To believe in beauty, normative and stale, is a work of eugenics. To believe in intelligence is eugenics. Public parks, which is really about improving the health of an urban population so that there are always enough able bodied people for the military, is eugenics. To believe in self improvement or collective improvement is eugenics.

You see, believing in eugenics is not always superior or self exalting. We are often taught things from the view of the conqueror. Believing in eugenics is often self effacing. It’s often suicidal. Eugenics shows up when we think that we have no reason to live—that we are not worthy of certain places or people. This is eugenics. It’s the idea that we must earn our lives as though life were some commodity that we have yet to pay for.

And there it is—morality and capitalism.

What could it be like to dream of not improvement but of transformation? What could this mean? What could it look like?

It’s wouldn’t be multicultural, for one. It’s wouldn’t be inclusion oriented or future oriented. It would be in love with life. Transformation is in love with life in a way that eugenics is not.

Transformation is in love with life. It understands life to be precious, abundant, and never rare but always spectacular. It fully enjoys life. It loves long life and short life. It loves mad life and disabled life. It loves life for the pleasure and for its agony.

Transformation would never try to improve life. That would be blasphemous. It would be like trying to improve love. We don’t improve love. Love? Love transforms us. It rocks into our bones. We are not the same when transformed by love. Life, too, transforms us. Life makes us braver or kinder or meaner and always, always older.

Love the old. The world doesn’t improve when the old and the ill die off.

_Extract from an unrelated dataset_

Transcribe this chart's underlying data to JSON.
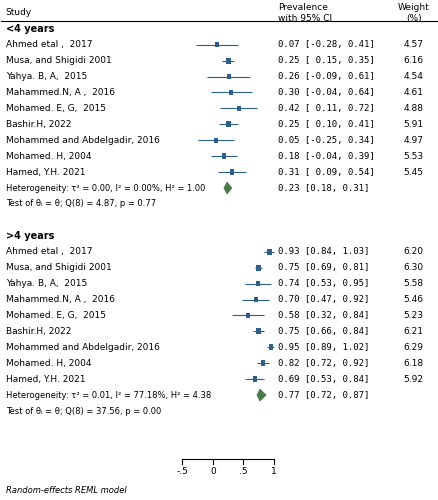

Eugenics isn’t a rarity. It’s incredibly normal. It happens everyday. It happens in our schools, in our supermarkets that are planned to service certain areas and not others, and it happens when the impacts of climate change are outsourced. It happens when we get more fit and it happens when beaches are privatized. It happens in our job interviews and social gathering protocols.

Eugenics happens literally everyday and every second of every hour and everyday and every second of every hour we survive it. We have learned a multitude of ways to survive eugenic ideologies and programs. We have learned to take care of each other. This is transformation.